15 июня президент Украины Владимир Зеленский поручил провести проверку около границы с Беларусью по поводу возможной угрозы нового вторжения с севера. Но вероятность вторжения эксперты оценивают как маловероятную, ведь беларуские солдаты не хотят воевать в Украине, а беларусы, даже те, кто поддерживает Лукашенко, против войны. Чтобы высказать свое несогласие идти воевать, солдаты бегут из военных частей. Часто их ловят, заводят уголовные дела, а случаи побегов замалчивают. 18-летний Вадим (имя изменено) — один из тех, кому удалось успешно добраться до Европейского союза. 

— Как мы помним, активная фаза войны в Украине, которая длится без малого 8 лет, началась 24 февраля. Сколько месяцев ты отслужил на тот момент и что умел делать?

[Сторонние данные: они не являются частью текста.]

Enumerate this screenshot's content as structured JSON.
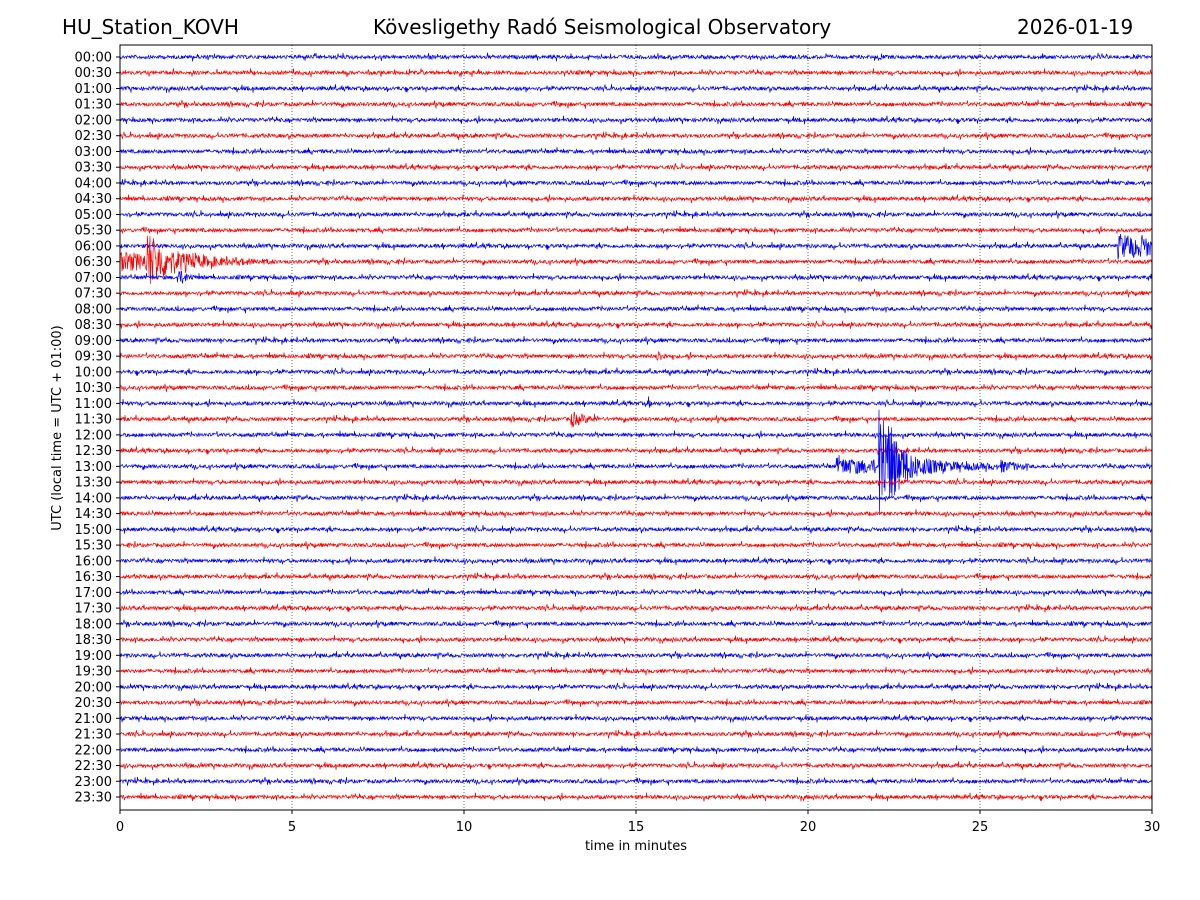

— Я получил повестку на срочную службу осенью и не имел возможности отказаться. К 24 февраля срок моей службы был всего четыре месяца, я успел принять присягу и даже не умел обращаться с оружием, всего пару раз стрелял. В основном мы ходили в марши и пару раз отрабатывали тактические задачи. А еще слушали много идеологических лекций о том, что на Западе живут враги и нацисты, что бело-красно-белый флаг использовался оккупантами в годы войны, что всех, кто поддерживает оппозицию, надо расстреливать. Большинство ребят на таких лекциях спали. Также нас командировали в разные военные части  в качестве помощи. За две недели до 24 февраля меня отправили в другую военную часть.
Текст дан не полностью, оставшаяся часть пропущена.